What you get is coverage without the boxiness that usually comes with full-on layering. A long shirt over a straight or wide-leg linen pant creates clean lines, hides the parts of the body you do not feel like showing, and still reads loose enough for brutal heat. If your closet already has a breezy shirt or tunic, this is the formula that makes it look new again.
A basic base tee
This is where the whole thing gets smart. A great tee is the quiet layer that makes every louder piece easier to wear, and Marie Claire’s own basics coverage keeps circling back to white T-shirts, tanks, and other fundamentals because summer exposes everything, including a dingy neckline. H&M and Zara are both leaning into the category with fine-knit tees, oversized T-shirts, and plain short-sleeve tops, with prices like $15 and even $8 that make the point very clear: the base layer does not need to be precious to look good.
In practice, the tee is the anchor. Wear it under a sheer blouse, pair it with a striped shirt left open, or let it sit under a cardigan so the rest of the outfit can breathe. The visual trick is the contrast between plainness and intention: one clean tee makes everything around it feel more deliberate.
A strategically sheer skirt
Sheer is still everywhere, but the good version is not about exposing more. Chanel’s Spring 2026 Haute Couture show put translucent cardigans, see-through skirts, and gauzy tops in play, while ready-to-wear collections from Tory Burch, Maison Margiela, and Valentino pushed the same refined, layered approach. The magic is in the restraint, which is why a sheer skirt works best when it is paired with a solid base layer or a crisp top that keeps the whole thing from tipping into costume.

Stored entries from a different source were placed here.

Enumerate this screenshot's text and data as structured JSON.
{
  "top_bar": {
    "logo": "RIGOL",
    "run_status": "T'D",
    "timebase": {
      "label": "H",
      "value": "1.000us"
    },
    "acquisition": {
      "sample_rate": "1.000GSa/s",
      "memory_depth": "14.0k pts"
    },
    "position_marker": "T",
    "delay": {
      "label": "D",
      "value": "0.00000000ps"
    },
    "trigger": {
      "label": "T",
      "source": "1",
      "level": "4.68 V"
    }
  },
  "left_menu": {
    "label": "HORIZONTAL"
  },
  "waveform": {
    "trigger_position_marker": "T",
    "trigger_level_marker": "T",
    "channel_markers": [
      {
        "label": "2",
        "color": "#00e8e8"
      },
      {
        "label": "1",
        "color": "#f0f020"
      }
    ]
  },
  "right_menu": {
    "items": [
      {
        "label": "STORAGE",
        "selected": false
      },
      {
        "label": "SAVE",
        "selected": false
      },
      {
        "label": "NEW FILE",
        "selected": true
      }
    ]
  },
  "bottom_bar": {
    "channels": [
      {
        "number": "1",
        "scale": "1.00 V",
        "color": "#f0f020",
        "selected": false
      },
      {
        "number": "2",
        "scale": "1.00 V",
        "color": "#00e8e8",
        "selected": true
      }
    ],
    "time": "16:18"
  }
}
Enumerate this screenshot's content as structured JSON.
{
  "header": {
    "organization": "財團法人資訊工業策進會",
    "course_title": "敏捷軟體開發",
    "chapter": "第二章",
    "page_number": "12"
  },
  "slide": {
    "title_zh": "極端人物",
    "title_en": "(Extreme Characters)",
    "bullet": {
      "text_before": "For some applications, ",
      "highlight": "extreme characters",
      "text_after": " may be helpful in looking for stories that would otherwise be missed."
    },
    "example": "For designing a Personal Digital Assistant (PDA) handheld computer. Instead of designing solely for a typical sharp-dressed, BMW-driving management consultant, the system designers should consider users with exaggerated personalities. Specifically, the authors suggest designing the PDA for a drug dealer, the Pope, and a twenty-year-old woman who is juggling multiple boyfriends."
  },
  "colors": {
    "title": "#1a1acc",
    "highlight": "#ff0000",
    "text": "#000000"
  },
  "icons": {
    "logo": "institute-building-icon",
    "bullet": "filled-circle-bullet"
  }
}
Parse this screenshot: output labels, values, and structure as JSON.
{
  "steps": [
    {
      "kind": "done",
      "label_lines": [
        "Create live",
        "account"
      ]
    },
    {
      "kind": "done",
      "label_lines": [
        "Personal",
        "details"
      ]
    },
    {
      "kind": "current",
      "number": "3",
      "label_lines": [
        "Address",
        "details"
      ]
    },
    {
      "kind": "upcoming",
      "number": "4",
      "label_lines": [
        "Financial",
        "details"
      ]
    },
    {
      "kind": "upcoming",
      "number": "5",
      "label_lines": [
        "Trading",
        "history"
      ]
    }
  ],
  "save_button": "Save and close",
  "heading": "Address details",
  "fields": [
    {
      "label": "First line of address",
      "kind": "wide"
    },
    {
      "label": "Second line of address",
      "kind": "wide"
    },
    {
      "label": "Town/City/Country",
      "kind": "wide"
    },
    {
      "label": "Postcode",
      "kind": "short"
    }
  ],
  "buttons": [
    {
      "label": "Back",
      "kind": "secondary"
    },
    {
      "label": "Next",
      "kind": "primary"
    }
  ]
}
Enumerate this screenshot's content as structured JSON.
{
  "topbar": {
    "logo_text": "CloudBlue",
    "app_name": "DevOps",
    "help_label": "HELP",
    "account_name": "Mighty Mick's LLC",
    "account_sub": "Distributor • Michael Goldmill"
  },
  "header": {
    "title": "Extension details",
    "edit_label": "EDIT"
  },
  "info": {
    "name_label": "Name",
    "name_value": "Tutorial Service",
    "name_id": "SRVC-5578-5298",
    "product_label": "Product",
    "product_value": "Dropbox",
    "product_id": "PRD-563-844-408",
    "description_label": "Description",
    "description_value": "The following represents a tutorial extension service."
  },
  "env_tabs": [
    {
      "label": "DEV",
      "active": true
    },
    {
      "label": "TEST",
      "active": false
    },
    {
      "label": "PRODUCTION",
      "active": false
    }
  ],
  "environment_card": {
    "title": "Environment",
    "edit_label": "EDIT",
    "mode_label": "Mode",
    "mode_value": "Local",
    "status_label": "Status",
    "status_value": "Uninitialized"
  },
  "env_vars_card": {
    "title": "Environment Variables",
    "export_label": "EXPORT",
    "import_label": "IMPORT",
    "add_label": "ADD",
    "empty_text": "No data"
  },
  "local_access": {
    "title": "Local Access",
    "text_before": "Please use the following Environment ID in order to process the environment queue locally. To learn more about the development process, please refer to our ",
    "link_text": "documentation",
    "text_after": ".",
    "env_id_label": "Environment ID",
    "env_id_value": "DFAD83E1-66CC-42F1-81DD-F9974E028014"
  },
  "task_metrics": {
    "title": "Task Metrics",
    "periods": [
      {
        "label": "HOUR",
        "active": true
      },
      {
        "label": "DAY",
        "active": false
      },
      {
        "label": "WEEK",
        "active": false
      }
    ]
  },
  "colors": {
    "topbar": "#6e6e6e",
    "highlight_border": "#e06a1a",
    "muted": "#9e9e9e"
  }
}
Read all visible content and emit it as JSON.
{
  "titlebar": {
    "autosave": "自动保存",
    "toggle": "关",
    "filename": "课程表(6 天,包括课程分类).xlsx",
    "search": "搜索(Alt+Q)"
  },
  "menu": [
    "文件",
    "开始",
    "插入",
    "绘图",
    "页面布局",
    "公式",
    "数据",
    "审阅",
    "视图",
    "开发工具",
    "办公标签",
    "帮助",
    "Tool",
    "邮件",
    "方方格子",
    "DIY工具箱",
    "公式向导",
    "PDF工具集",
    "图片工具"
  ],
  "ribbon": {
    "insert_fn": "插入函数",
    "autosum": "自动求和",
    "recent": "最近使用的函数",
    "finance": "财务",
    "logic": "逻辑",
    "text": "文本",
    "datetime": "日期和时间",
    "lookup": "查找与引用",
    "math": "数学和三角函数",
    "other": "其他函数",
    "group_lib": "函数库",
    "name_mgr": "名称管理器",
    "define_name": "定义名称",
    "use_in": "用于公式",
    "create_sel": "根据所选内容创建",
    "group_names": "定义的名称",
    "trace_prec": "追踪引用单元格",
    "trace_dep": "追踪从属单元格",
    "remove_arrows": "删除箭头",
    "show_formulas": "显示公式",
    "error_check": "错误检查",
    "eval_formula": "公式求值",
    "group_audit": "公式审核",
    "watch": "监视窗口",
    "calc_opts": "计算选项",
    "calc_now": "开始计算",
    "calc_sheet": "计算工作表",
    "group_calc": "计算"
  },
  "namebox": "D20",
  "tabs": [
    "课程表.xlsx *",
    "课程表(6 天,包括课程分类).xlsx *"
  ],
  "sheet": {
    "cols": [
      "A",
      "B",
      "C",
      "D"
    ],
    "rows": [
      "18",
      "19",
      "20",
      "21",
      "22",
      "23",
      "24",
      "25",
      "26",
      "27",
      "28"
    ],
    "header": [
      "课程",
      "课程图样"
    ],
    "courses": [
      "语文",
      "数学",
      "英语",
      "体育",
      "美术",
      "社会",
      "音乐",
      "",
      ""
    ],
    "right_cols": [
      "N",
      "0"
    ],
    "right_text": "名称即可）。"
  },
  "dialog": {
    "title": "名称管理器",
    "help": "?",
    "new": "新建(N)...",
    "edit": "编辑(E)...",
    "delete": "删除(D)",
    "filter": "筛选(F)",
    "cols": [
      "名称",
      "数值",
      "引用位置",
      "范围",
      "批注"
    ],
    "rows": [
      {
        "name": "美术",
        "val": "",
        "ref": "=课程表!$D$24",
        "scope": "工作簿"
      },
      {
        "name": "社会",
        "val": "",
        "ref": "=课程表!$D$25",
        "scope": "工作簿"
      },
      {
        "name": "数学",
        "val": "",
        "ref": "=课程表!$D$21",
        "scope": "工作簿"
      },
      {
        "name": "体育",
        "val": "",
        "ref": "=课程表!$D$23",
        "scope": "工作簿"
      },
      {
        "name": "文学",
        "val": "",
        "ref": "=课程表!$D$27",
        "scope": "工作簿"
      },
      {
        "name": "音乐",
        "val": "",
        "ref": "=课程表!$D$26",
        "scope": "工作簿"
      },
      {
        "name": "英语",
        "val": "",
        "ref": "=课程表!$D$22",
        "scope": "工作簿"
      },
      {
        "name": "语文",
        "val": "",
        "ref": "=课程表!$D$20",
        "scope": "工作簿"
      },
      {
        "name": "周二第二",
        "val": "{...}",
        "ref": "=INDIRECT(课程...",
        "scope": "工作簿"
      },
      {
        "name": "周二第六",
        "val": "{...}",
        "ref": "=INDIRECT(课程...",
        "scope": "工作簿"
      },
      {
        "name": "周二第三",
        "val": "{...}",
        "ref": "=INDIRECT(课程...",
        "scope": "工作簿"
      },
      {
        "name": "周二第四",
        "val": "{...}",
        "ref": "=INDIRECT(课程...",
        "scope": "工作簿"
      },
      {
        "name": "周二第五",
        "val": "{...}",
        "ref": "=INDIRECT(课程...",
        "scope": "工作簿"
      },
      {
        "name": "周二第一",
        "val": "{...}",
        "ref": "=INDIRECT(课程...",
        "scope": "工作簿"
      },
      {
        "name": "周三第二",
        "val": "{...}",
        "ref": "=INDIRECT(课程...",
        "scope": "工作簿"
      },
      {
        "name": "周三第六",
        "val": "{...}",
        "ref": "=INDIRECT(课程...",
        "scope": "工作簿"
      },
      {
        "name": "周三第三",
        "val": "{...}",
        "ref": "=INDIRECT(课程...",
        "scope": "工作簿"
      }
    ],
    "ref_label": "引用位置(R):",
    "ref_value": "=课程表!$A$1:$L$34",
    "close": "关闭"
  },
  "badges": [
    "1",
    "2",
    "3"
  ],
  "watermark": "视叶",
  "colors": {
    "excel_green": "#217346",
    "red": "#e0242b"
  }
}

This is the formula that gives you air on the legs without losing the outfit. A sheer skirt over an opaque lining, shorts, or a fitted base turns heatwave dressing into something much more modern, especially if you balance it with a simple button-down or a bare tee. It looks polished because the transparency is strategic, not random, and that is exactly what keeps summer layering from feeling fussy.